The Prioritisation and Subordination of Ownership
- Extensional: To what extent are property rights subordinated to political or other purposes? Does this structurally limit the importance of private property in certain national or international contexts?
- Intensional: What types of property are affected? Is (transnational) corporate property particularly at risk, or does it continue to enjoy special protection? In doubtful cases, which goals are prioritised over the preservation and protection of private and corporate property?
- Temporal: Has there been a notable increase in the political subordination of property in the very recent past (since the Covid pandemic)? What historical comparisons can be made, and to what extent do the war economies of the 20th century provide a viable model? And is the subordination of property only temporary or indefinite?
- Spatial: Is the subordination of ownership to other goals a recognisable response to developments in countries outside the reach of Western liberalism, namely, Russia and China? Or is there a global trend towards deglobalisation and renationalisation, driven by technological and ecological factors?
Global Interactions Between Heterogeneous Property Dynamics
- Extensional: In what transnational constellations are Western property interests no longer on the offensive but rather on the defensive or simply of little relevance? To what extent do such shifts in power distribution affect ownership regimes themselves as in, for example shifts in political authority?
- Intensional: What alternatives to Western liberal private property continue to exist or are re-emerging globally? To what extent are aspects of family solidarity, cultural continuity, collective land use, and political power distribution integrated differently than in the West?
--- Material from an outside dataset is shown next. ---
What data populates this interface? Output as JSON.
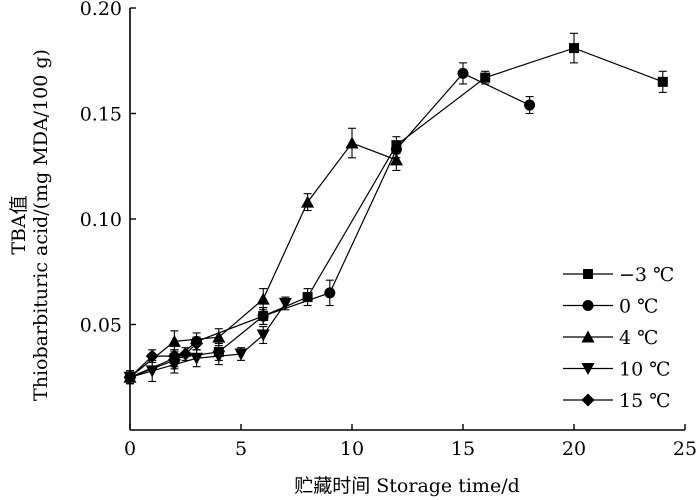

And where do countries of the Global South, such as Chile, serve as testing grounds for expanded or deregulated forms of property?
- Temporal: What turning points and upheavals are decisive for the studied countries beyond Europe and North America? Are fundamental movements towards the expansion of and challenge to (private) property taking place here in different time frames?
- Spatial: Which ownership regimes have become intertwined and interconnected in the course of globalisation, which have remained separate, and which are currently drifting apart again? Can Anglo-Saxon common law, for example, still be seen as the global standard for corporate and financial property?